I have stupid data coming out of a system, it needs to be flattened.
The main csv has these columns: hostname, program_name, version_name
However, there is only one row per host, so the last two fields look like this:
program_name contents:
Word
Excel
Cognos
Mozilla
version contents (not real, just for illustrative purposes):
2.3.2
121.3.0
build 22
What's the best way to ensure things match up and to more concisely and pythonically do this.

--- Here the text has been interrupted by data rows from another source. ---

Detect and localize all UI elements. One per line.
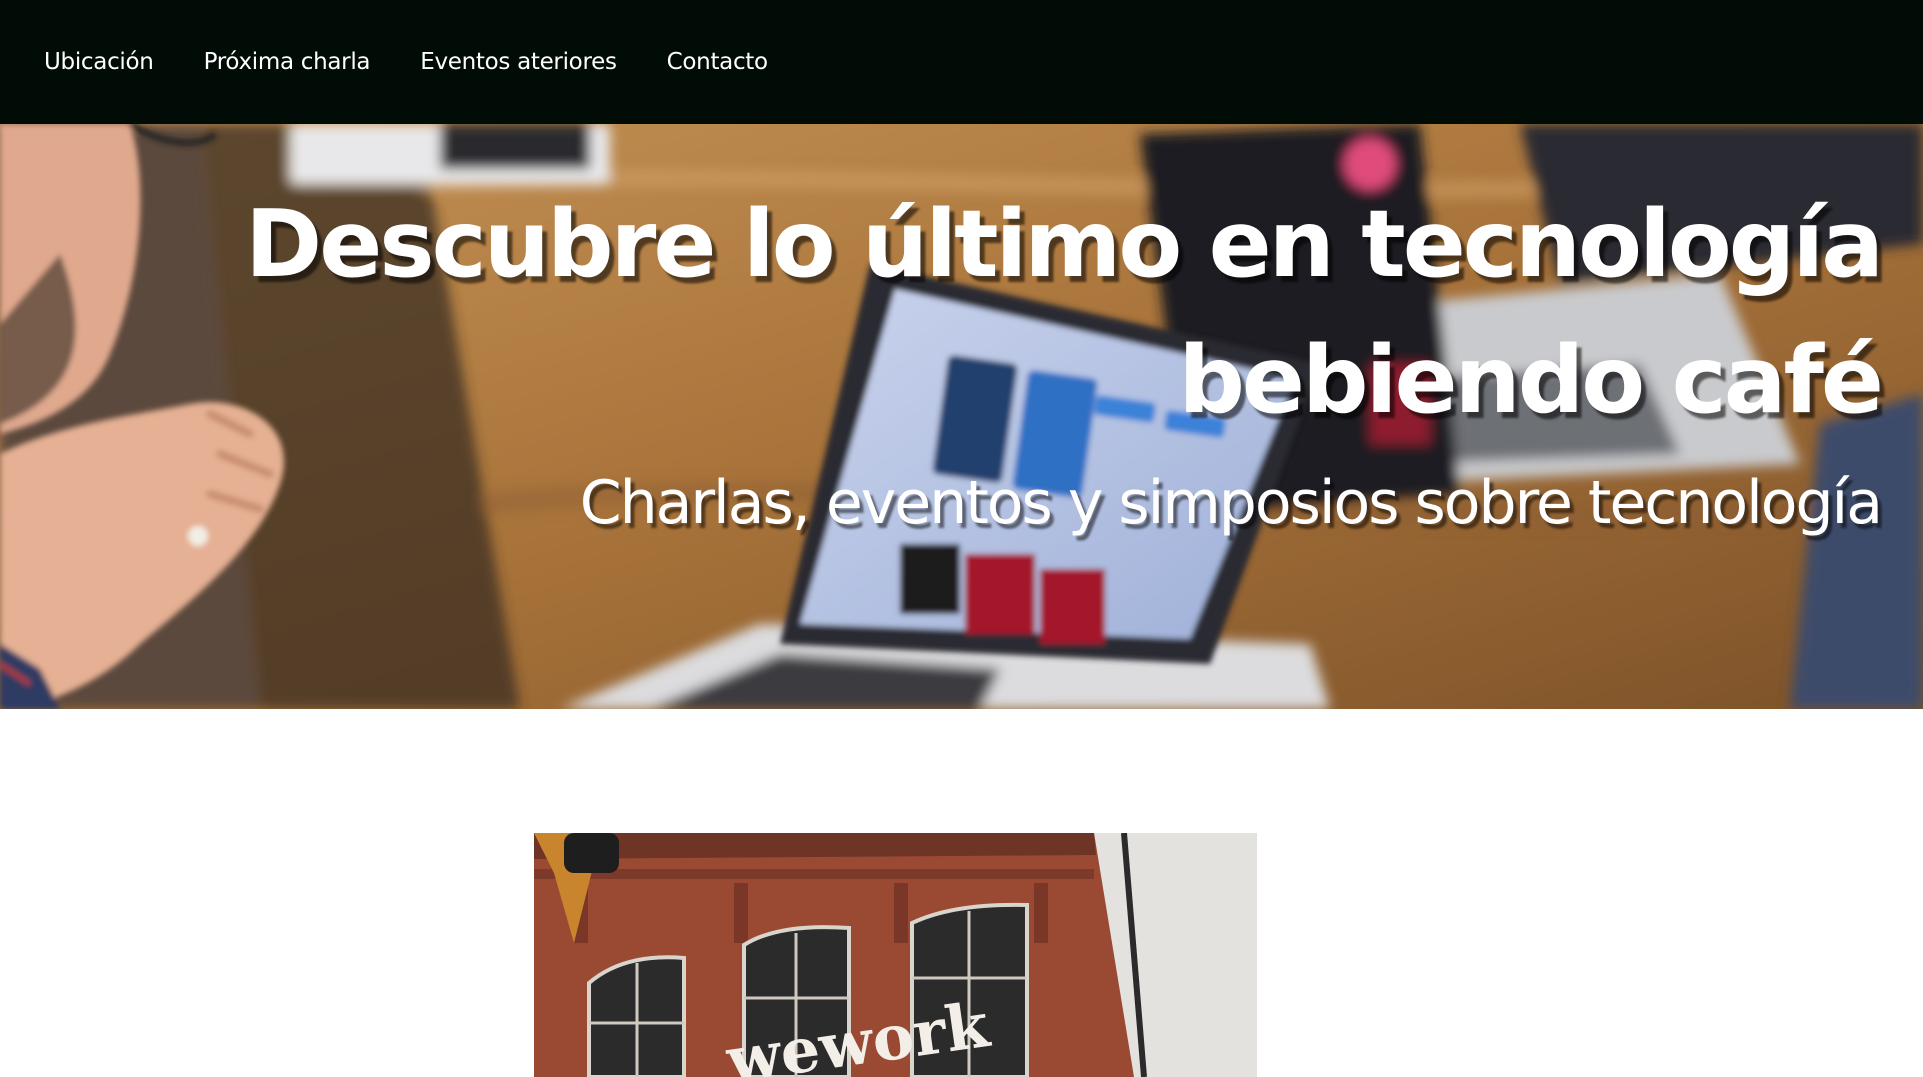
nav-link-eventos-anteriores[interactable]: Eventos ateriores <box>420 49 617 75</box>
hero-text-block: Descubre lo último en tecnología bebiend… <box>51 176 1884 540</box>
venue-building-image: wework <box>534 833 1257 1077</box>
hero-banner: Descubre lo último en tecnología bebiend… <box>0 124 1923 709</box>
nav-link-proxima-charla[interactable]: Próxima charla <box>204 49 371 75</box>
top-navigation: Ubicación Próxima charla Eventos aterior… <box>0 0 1923 124</box>
nav-link-contacto[interactable]: Contacto <box>667 49 768 75</box>
venue-photo: wework <box>534 833 1257 1077</box>
hero-title: Descubre lo último en tecnología bebiend… <box>245 190 1884 434</box>
hero-subtitle: Charlas, eventos y simposios sobre tecno… <box>579 468 1883 538</box>
nav-link-ubicacion[interactable]: Ubicación <box>44 49 154 75</box>
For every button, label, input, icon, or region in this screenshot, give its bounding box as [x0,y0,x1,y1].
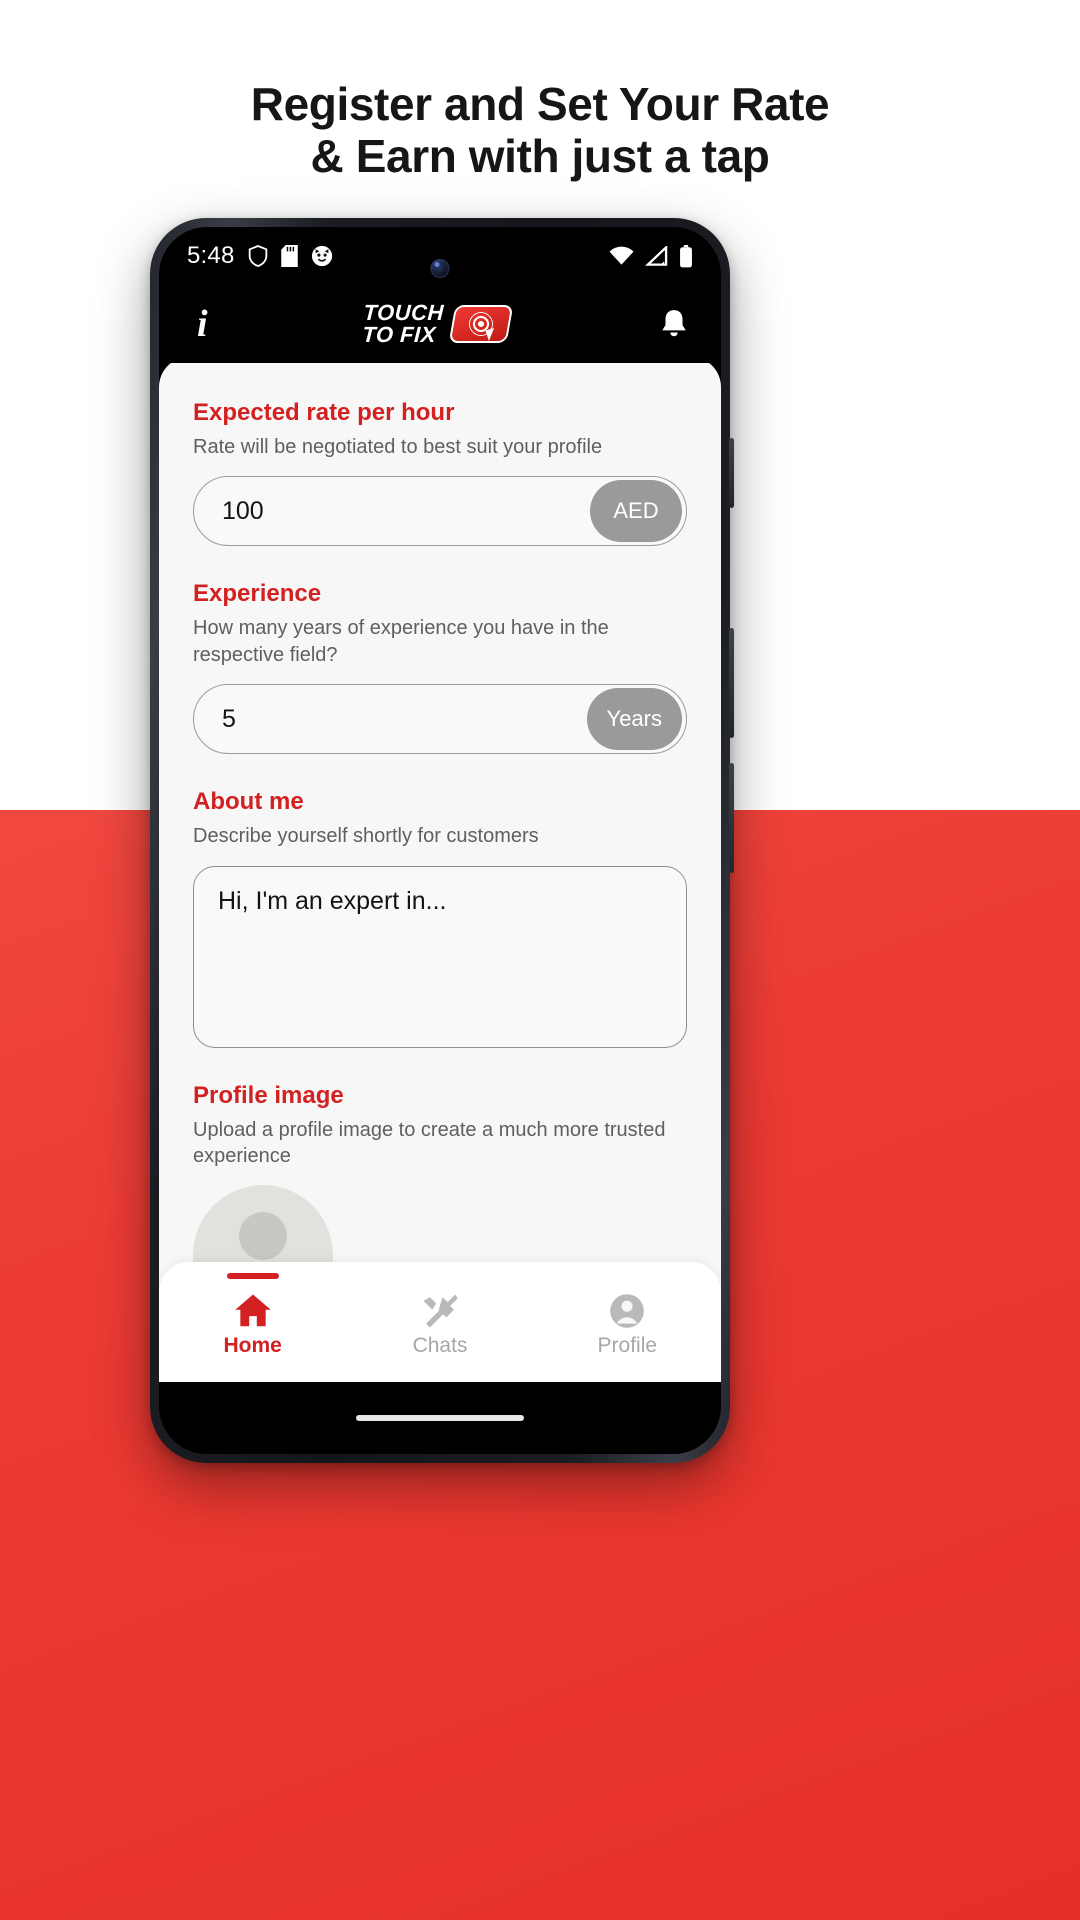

Here is what the real code looks like, the above is mainly for demo purposes:
for row in tan_output.programs:
names = row["Name"].splitlines()
versions = row["Version"].splitlines()
if(len(names) != len(versions)):
print("NAME and VERSION from tan_programs are not equal... Exiting")
exit()
else:
for name in names:
#tan_programs.append({"Count": row["Count"], "Hostname": row["Hostname"], "Name": row["Name"], "Version": row["Version"]})
I am stuck on the bottom for loop because I feel like I should be looping thru both lists simultaneously instead of looping thru one, and then what I was going to do, use a counter to reference the second one and form the flattened data.
PS, the file is 7 gigs... so the more efficient the better e.g. if I have to use the counter, I know from experience i += 1 is 100 times more efficient than i = i + 1
Just use the Counter... unless someone has a better idea:
Its actually very fast... the slow part is inserting 8 million records into a DB on another server over the network.